Lo spaghetto di Pastificio dei Campi è condito con aglio, olio, peperoncino e battuta di scampi. Di solito è il gambero biondo il protagonista di questo piatto, ma come si sa qui è il mare che comanda, e oggi a sostituirlo egregiamente c’è lo scampo. A chiudere, il riff sapido e amarognolo della bottarga di Cabras e della polvere di olive.

Ricordo di una impepata di cozze è un’ode alla sostenibilità che nasce dal riciclo del pane avanzato, prima essiccato e poi lavorato per ottenere una pasta fresca da cui vengono forgiati questi azzeccatissimi cappellacci. Il cui ripieno, liquido e nitido di sapore, composto da maionese e salsa allioli – olio di oliva e limone – è una spiazzante detonazione di impepata.

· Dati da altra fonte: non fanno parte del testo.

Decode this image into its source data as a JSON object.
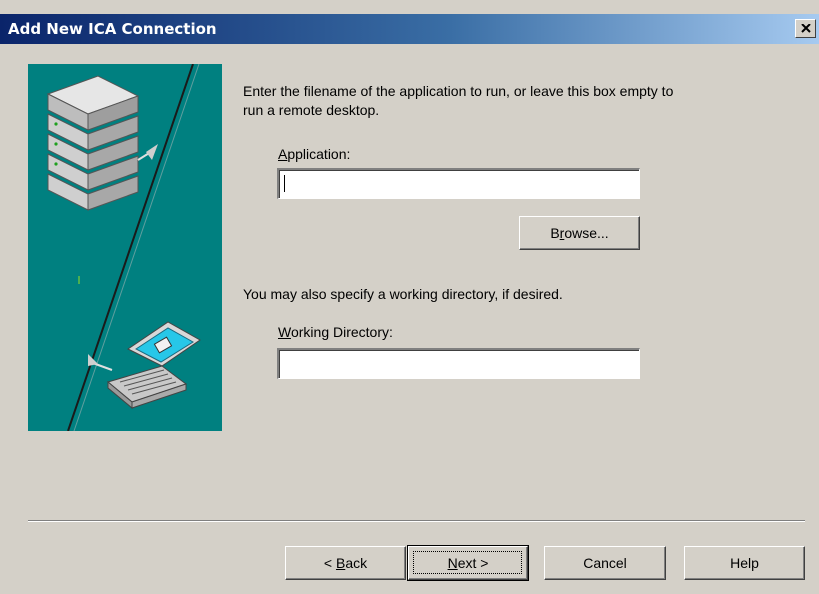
{
  "window": {
    "title": "Add New ICA Connection",
    "close_glyph": "×"
  },
  "main": {
    "instruction": "Enter the filename of the application to run, or leave this box empty to run a remote desktop.",
    "application_label_mnemonic": "A",
    "application_label_rest": "pplication:",
    "application_value": "",
    "browse_label_pre": "B",
    "browse_label_mnemonic": "r",
    "browse_label_post": "owse...",
    "working_dir_instruction": "You may also specify a working directory, if desired.",
    "working_dir_label_mnemonic": "W",
    "working_dir_label_rest": "orking Directory:",
    "working_dir_value": ""
  },
  "footer": {
    "back_prefix": "< ",
    "back_mnemonic": "B",
    "back_rest": "ack",
    "next_mnemonic": "N",
    "next_rest": "ext >",
    "cancel_label": "Cancel",
    "help_label": "Help"
  },
  "colors": {
    "title_gradient_start": "#0a246a",
    "title_gradient_end": "#a6caf0",
    "illustration_bg": "#008080",
    "dialog_bg": "#d4d0c8"
  },
  "icons": {
    "illustration": "server-to-laptop-illustration",
    "close": "close-icon"
  }
}
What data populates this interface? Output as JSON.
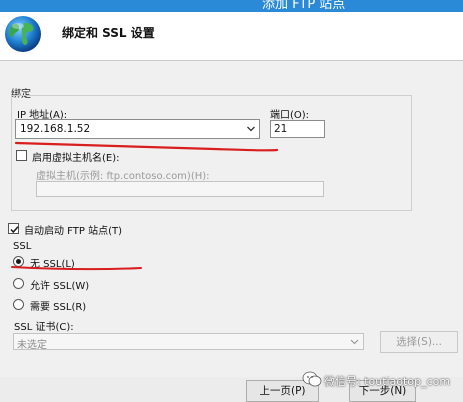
{
  "window": {
    "title": "添加 FTP 站点"
  },
  "header": {
    "heading": "绑定和 SSL 设置",
    "icon": "globe-icon"
  },
  "binding": {
    "group_label": "绑定",
    "ip_label": "IP 地址(A):",
    "ip_value": "192.168.1.52",
    "port_label": "端口(O):",
    "port_value": "21",
    "virtual_host_checkbox_label": "启用虚拟主机名(E):",
    "virtual_host_checked": false,
    "virtual_host_field_label": "虚拟主机(示例: ftp.contoso.com)(H):",
    "virtual_host_value": ""
  },
  "auto_start": {
    "label": "自动启动 FTP 站点(T)",
    "checked": true
  },
  "ssl": {
    "section_label": "SSL",
    "options": [
      {
        "label": "无 SSL(L)",
        "selected": true
      },
      {
        "label": "允许 SSL(W)",
        "selected": false
      },
      {
        "label": "需要 SSL(R)",
        "selected": false
      }
    ],
    "cert_label": "SSL 证书(C):",
    "cert_value": "未选定",
    "select_button": "选择(S)..."
  },
  "footer": {
    "prev_button": "上一页(P)",
    "next_button": "下一步(N)"
  },
  "watermark": {
    "text": "微信号: toutiaotop_com"
  },
  "colors": {
    "annotation": "#d81e1e",
    "titlebar": "#2b8ad8"
  }
}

L’ottima lingua di vitella viene marinata 24 ore nello zucchero, cotta in court bouillon, una breve bollitura aromatizzata da cipolla, sedano e carota; poi arrostita irruentemente come una scaloppa di foie gras. Nel piatto, a conferirle una fresca balsamicità, una salsa profumata all’anice stellato, bagnetto verde, peperoni, insalata di mizuna, cerfoglio.
La zucchina, in varie declinazioni, accompagna il rombo chiodato, nature, appena scottata e in salsa con colatura di alici e con il suo fiore in tempura. Ad arrotondare, le note tostate e di nocciola di un cremoso ai pinoli.

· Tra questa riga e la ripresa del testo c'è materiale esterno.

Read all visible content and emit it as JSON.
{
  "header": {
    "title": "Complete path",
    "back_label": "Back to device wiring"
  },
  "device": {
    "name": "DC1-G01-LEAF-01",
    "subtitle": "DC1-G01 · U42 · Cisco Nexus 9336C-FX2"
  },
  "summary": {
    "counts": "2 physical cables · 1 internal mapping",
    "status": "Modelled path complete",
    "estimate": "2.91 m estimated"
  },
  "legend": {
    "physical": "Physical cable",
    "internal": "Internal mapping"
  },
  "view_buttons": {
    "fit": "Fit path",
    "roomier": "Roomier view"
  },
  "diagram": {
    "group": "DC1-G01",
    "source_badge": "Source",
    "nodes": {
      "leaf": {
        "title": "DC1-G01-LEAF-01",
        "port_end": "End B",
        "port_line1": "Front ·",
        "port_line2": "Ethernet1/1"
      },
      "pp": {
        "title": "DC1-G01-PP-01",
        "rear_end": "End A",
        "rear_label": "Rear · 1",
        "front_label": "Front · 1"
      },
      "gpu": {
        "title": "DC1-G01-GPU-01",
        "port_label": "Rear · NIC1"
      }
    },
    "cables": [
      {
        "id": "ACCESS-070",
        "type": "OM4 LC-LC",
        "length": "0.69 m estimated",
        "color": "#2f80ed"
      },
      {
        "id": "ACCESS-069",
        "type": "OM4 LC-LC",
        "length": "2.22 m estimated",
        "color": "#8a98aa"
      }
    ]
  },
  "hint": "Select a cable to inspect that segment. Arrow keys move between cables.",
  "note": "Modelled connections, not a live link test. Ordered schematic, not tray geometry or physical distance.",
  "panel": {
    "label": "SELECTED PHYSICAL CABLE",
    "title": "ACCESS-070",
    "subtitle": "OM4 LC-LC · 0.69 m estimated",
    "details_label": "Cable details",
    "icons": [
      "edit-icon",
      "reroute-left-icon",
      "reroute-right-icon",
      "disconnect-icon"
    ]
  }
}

Si ispira ai leggendari panini toscani al lampredotto il bun ripieno di coratella di agnello ingentilita da cipolla stufata e in agrodolce. Prima di servirlo viene inzuppato nella salsa della coratella come da manuale ed è rigorosamente da mangiare con le mani.

Aprono il sipario al dessert una pesca al vino rosso, con emulsione di mascarpone e fiori di nasturzio. E lo yogurt in quattro consistenze: zuppetta, gelato, mousse, meringa, più mirtillo fresco.

La giovane pasticcera Anna Ciari, venticinquenne, di Carrara come Gronchi, lavora su concetti di contemporanea voluttuosità come la procace crostata ribaltata, con crema pasticcera al limone, pistacchi sabbiati, frutti rossi, fragole. O nella traduzione vegetale, con pesca tabacchiera, mandorla, cremoso alla mandorla, gelato e centrifuga alla pesca.